Pero mi abuela no había visto a ningún Koljaiczek, porque no conocía a ninguno. Si no sería del ladrillar, preguntó, porque ella sólo conocía a los del ladrillar. Y los uniformes le describieron a Koljaiczek cual uno que nada tenía que ver con el ladrillar, sino que más bien era bajito y fornido. Mi abuela recordó en esto que efectivamente había visto correr a uno que respondía a esas señas y, con una patata humeante al extremo de la rama puntiaguda, mostró en dirección a Bissau, hacia un punto que, conforme a la patata, quedaba entre el sexto y el séptimo poste del telégrafo, empezando a contar desde la chimenea hacia la derecha. Pero que dicho corredor fuera un Koljaiczek mi abuela lo ignoraba, y disculpaba su ignorancia con el fuego que tenía junto a las suelas: éste le daba ya bastante quehacer, porque ardía muy mal, de modo que no tenía tiempo para preocuparse por la gente que por allí andaba corriendo o permanecía en la humareda, y además, ella tampoco se preocupaba nunca por la gente que no conocía, y sólo sabía quiénes había en Bissau, en Ramkau, en Viereck y en el ladrillar.
Dicho esto, mi abuela emitió un pequeño suspiro, suficiente, sin embargo, para que los uniformes quisieran saber qué era lo que había allí que hiciera suspirar. Ella inclinó la cabeza hacia el fuego, lo que quería dar a entender que había suspirado a causa del fuego y también un poco por la mucha gente que permanecía allí en la humareda; a continuación, mordió de la patata la mitad, se entregó por completo al acto de englutirla y entornó los ojos hacia arriba a la izquierda.
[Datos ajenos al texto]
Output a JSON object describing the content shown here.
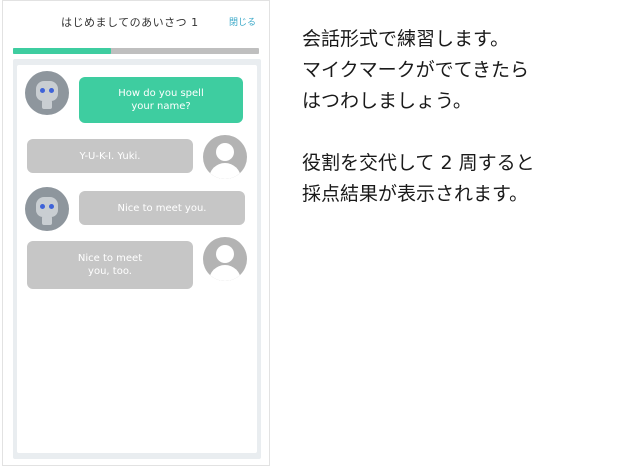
{
  "app": {
    "title": "はじめましてのあいさつ 1",
    "close_label": "閉じる",
    "progress": 0.4
  },
  "messages": [
    {
      "speaker": "robot",
      "text": "How do you spell\nyour name?",
      "icon": "robot-icon"
    },
    {
      "speaker": "user",
      "text": "Y-U-K-I.  Yuki.",
      "icon": "user-avatar-icon"
    },
    {
      "speaker": "robot",
      "text": "Nice to meet you.",
      "icon": "robot-icon"
    },
    {
      "speaker": "user",
      "text": "Nice to meet\nyou, too.",
      "icon": "user-avatar-icon"
    }
  ],
  "instructions": {
    "para1": [
      "会話形式で練習します。",
      "マイクマークがでてきたら",
      "はつわしましょう。"
    ],
    "para2": [
      "役割を交代して 2 周すると",
      "採点結果が表示されます。"
    ]
  },
  "colors": {
    "accent_green": "#3ecda0",
    "bubble_grey": "#c6c6c6",
    "link_blue": "#3aa8c8",
    "robot_eye": "#3f63d8"
  }
}
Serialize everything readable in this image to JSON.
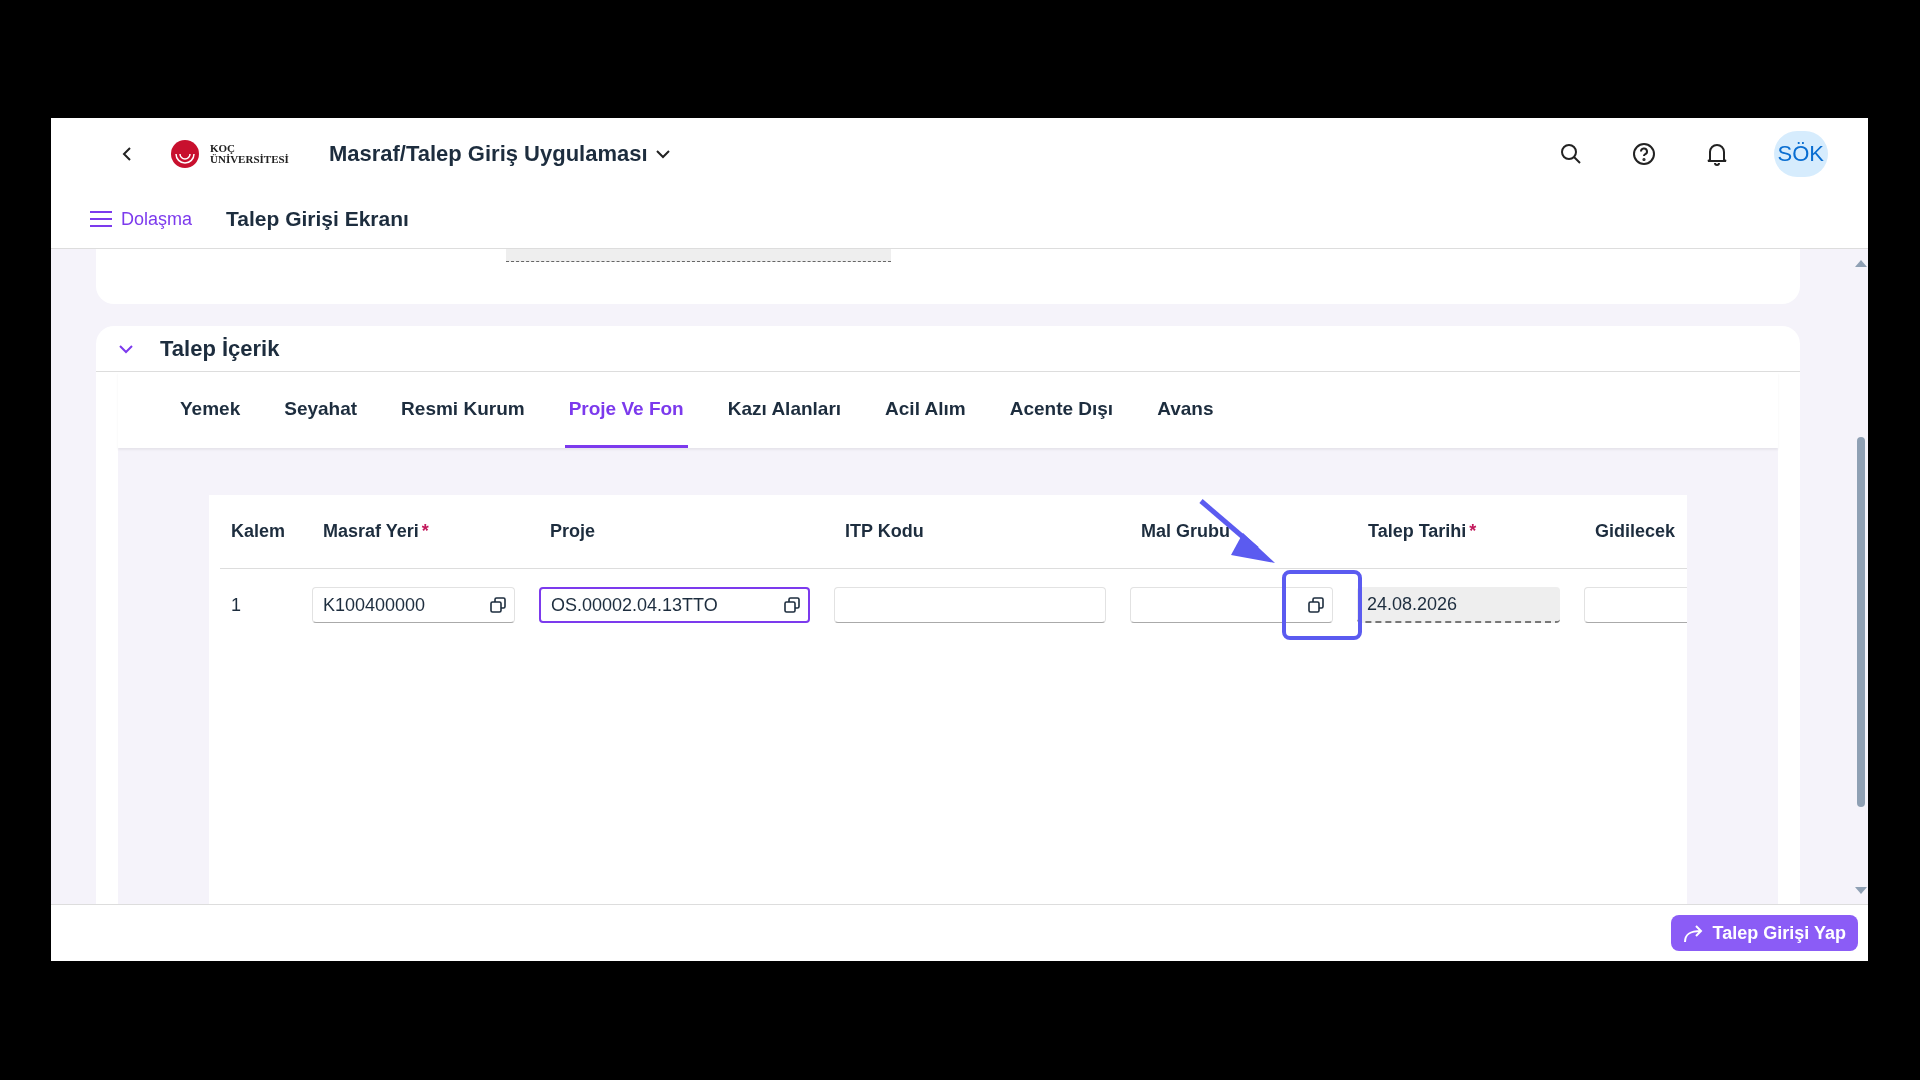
{
  "header": {
    "logo_lines": [
      "KOÇ",
      "ÜNİVERSİTESİ"
    ],
    "app_title": "Masraf/Talep Giriş Uygulaması",
    "avatar": "SÖK"
  },
  "subheader": {
    "nav_label": "Dolaşma",
    "page_title": "Talep Girişi Ekranı"
  },
  "section": {
    "title": "Talep İçerik",
    "expanded": true
  },
  "tabs": [
    {
      "label": "Yemek",
      "selected": false
    },
    {
      "label": "Seyahat",
      "selected": false
    },
    {
      "label": "Resmi Kurum",
      "selected": false
    },
    {
      "label": "Proje Ve Fon",
      "selected": true
    },
    {
      "label": "Kazı Alanları",
      "selected": false
    },
    {
      "label": "Acil Alım",
      "selected": false
    },
    {
      "label": "Acente Dışı",
      "selected": false
    },
    {
      "label": "Avans",
      "selected": false
    }
  ],
  "table": {
    "columns": [
      {
        "label": "Kalem"
      },
      {
        "label": "Masraf Yeri",
        "required_mark": "*"
      },
      {
        "label": "Proje"
      },
      {
        "label": "ITP Kodu"
      },
      {
        "label": "Mal Grubu"
      },
      {
        "label": "Talep Tarihi",
        "required_mark": "*"
      },
      {
        "label": "Gidilecek"
      }
    ],
    "rows": [
      {
        "cells": [
          {
            "kind": "label",
            "value": "1"
          },
          {
            "kind": "value-help",
            "value": "K100400000",
            "focused": false
          },
          {
            "kind": "value-help",
            "value": "OS.00002.04.13TTO",
            "focused": true
          },
          {
            "kind": "text",
            "focused": false
          },
          {
            "kind": "value-help",
            "focused": false
          },
          {
            "kind": "readonly",
            "value": "24.08.2026",
            "focused": false
          },
          {
            "kind": "text",
            "focused": false
          }
        ]
      }
    ]
  },
  "footer": {
    "button": "Talep Girişi Yap"
  }
}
Los de los uniformes de la guardia rural no pudieron sacar de la mirada ausente de mi abuela indicación alguna; no sabían si habían de buscar Bissau detrás de los postes del telégrafo y, por consiguiente, empezaron entretanto a hurgar con sus machetes en los montones de hojarasca vecinos, que no ardían todavía. De repente, obedeciendo a una súbita inspiración, volcaron casi simultáneamente los dos cestos de patatas bajo los codos de mi abuela y tardaron mucho en comprender cómo era que de los cestos sólo salieran rodando patatas ante sus botas y, en cambio, ningún Koljaiczek. Recelosos, empezaron a dar vueltas de puntillas alrededor del hoyo en que habían caído las patatas, como si en tan poco tiempo Koljaiczek hubiera podido enterrarse en él; pincharon también con sus machetes deliberadamente el montón y se extrañaron de no oír el grito de ningún herido. Sus sospechas no perdonaron matorral alguno, por raquítico que fuera, ni ratonera alguna, ni una topera que allí había, en tanto que mi abuela, que seguía sentada como si estuviera enraizada, iba lanzando suspiros y entornando los ojos, dejando de todos modos visible el blanco de los mismos, y evocaba en cachuba los nombres de todos los santos, todo lo cual, según lo daba a entender en voz alta y tono plañidero, se refería exclusivamente al fuego de hojarasca que no quería arder bien y a los dos cestos de patatas volcados.